On Friday I was very excited to go the Balenciaga exhibition at the Victoria and Albert Museum. Balenciaga was one of the most innovative and influential designers of the 20th century and had a unique and forward-thinking view of female beauty. Many of his clothes could be seen as conventionally unfeminine in their style, but he still managed to create garments that were stylish and attractive.
The stunning green dress above is a good example of redesigning the female form. He does not follow the contours of the body, but the dress is still feminine and stylish.
In his later life, Balenciaga continued to simplify his garments, using few seams and minimal decoration, like the dress above.
Balenciaga's training in tailoring set a high standard for his workrooms. Even an outfit that looks relatively simple has underlying detail that took hours to perfect. Many of the exhibits have an X-ray image behind them to show the detail that goes into each piece.
Balenciaga was influenced by costume from many cultures and the Japanese kimono was one of them. In the jacket above, he uses a t-shaped kimono cut which has been manipulated into dramatic folds by an invisible ribbon which runs the length of the sleeve and holds the gathers in place.
The dress above was also influenced by the Japanese kimono. It uses a kimono sleeve style, where the sleeve is cut from the same piece of cloth as the shoulders. He also adopts the obi-style belt.
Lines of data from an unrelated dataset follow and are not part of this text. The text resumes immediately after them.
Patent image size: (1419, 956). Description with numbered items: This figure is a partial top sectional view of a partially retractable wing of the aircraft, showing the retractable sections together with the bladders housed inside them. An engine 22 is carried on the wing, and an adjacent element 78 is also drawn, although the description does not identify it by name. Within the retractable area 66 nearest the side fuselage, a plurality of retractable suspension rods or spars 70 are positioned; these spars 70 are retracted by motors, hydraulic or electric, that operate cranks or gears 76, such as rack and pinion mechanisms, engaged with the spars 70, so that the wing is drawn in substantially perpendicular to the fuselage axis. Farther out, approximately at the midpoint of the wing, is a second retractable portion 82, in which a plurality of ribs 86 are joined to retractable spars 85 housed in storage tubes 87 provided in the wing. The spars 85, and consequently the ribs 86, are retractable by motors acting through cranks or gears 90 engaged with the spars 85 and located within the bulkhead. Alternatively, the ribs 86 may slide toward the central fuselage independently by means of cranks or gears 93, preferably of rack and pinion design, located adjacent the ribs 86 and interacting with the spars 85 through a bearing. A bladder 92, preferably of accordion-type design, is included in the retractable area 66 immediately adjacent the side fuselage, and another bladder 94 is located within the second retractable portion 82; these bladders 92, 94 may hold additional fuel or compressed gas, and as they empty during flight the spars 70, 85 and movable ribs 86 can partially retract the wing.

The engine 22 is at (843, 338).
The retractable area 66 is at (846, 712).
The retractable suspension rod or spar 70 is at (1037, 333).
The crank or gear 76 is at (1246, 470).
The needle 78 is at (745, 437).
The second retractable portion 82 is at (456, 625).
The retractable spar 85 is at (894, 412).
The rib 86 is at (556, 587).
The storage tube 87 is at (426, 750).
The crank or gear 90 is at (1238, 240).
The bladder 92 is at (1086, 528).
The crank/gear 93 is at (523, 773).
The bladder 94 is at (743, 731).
The stunning red dress above was one of my favourite pieces. I loved the colour, but also the amount of work that went into designing it. Behind, you can see an X-ray image of how the dress was constructed and next to the exhibit is an amazing film showing the work that went into making it.
The exhibition continues upstairs where you can see the fashions of designers who have been influenced by Balenciaga in recent years. The outfit above was designed by Gareth Pugh who, like Balenciaga, likes to experiment with shape and volume, often using materials that are difficult to work with.
Emanuel Ungaro apprenticed with Balenciaga and his first collection consisted of understated shift dresses, inspired by the style used by Balenciaga.
Like Balenciaga, Issey Miyake also embraced innovative textile techniques and played with shape and volume.